The film takes place in the 1960s, and is about Baby (what kind of name is that?), a rich girl who wants to escape her sterile environment. She finds that escape with Johnny Castle, a lower-class dance instructor at the high-class summer camp in the Catskills where she vacations with her family. After his partner has to have an abortion (illegal at that time), which Baby helps her with, Baby volunteers to take her place for the climactic dancing show at the end. But, surprise, conflict ensues from her growing relationship with Johnny, as her father disapproves and as Baby tries to bridge the two worlds.

As I said, this film was extremely predictable. It was pretty easy to see that a romance would grow between Baby and Johnny and that her family would disapprove, but that everything would resolve itself in the end. It seemed to take place in the 1960s for purely derivative purposes, not to make any statements on the era, because the "dirty dancing" would have been more scandalous at that time and because the abortion was a good plot device. However, unlike in Footloose, there is no real conflict over the supposed sexual or dangerous nature of the dancing, since the film focused almost exclusively on the romance. However, I guess the abortion plotline was making a political statement, since this film was made in the more conservative Reagan years. The film also had a theme familiar to other 80s films such as Pretty in Pink, the conflict between the upper and lower classes. Baby's parents don't like her dating a lower class man, and Baby seems like a spoiled poser to Johnny's friends.

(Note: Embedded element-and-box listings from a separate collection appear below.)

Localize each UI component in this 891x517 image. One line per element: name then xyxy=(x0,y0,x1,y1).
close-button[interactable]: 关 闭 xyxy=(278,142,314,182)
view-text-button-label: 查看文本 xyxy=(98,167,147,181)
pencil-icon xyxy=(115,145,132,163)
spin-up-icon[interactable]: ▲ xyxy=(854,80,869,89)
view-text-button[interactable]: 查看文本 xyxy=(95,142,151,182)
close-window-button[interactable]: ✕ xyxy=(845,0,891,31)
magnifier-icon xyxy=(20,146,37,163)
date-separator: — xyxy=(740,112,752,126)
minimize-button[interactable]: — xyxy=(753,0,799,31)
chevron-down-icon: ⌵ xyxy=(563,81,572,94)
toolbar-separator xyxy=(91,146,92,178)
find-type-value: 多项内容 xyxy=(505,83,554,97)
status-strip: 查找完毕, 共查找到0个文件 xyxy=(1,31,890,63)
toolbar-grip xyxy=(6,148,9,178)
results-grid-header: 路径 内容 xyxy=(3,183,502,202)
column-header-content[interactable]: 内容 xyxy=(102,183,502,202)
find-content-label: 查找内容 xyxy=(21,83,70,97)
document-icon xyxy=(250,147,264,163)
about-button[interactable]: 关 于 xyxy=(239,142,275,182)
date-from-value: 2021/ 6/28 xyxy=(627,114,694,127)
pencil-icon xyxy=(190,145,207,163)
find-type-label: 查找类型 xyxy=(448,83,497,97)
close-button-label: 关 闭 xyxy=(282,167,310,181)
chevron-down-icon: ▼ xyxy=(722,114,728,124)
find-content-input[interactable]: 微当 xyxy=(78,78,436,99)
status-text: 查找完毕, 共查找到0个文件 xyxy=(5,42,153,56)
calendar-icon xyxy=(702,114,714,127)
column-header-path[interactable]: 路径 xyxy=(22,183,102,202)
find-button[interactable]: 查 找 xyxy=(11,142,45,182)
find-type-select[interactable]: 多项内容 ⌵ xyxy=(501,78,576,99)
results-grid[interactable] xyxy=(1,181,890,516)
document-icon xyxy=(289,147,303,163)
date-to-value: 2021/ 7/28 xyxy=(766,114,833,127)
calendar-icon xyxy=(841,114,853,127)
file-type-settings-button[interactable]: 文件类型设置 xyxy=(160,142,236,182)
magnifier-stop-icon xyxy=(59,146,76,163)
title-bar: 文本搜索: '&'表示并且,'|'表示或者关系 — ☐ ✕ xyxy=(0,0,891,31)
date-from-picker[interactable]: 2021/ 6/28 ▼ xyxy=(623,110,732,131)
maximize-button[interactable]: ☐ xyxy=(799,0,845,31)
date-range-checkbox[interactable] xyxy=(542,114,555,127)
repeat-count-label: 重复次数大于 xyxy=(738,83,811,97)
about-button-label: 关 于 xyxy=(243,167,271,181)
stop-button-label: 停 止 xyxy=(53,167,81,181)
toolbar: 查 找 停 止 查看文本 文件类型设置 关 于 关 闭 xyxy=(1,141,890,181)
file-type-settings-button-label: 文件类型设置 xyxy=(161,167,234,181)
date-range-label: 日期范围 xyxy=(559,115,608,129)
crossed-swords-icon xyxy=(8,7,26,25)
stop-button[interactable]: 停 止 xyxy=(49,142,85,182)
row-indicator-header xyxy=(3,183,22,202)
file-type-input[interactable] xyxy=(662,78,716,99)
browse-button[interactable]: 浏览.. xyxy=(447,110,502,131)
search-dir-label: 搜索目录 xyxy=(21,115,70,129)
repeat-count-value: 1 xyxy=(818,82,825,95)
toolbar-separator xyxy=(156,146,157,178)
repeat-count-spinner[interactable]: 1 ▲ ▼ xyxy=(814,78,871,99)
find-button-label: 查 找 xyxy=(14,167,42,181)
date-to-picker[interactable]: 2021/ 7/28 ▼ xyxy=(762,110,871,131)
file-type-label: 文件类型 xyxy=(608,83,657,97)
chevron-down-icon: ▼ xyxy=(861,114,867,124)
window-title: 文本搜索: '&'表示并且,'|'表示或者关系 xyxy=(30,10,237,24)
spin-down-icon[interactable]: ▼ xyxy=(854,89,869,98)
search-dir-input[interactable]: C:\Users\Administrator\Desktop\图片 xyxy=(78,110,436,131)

Overall, I thought the film was pretty boring and predictable, nowhere close to the classic that I've heard other people call it. I guess the best aspect of it was the dancing, which was well filmed, and the famous soundtrack, such as the classic song "Time of My Life." But it's nothing to rave about, and I'm still confused over Johnny's famous line that "Nobody puts Baby in a corner," which was pretty much a non-sequiter.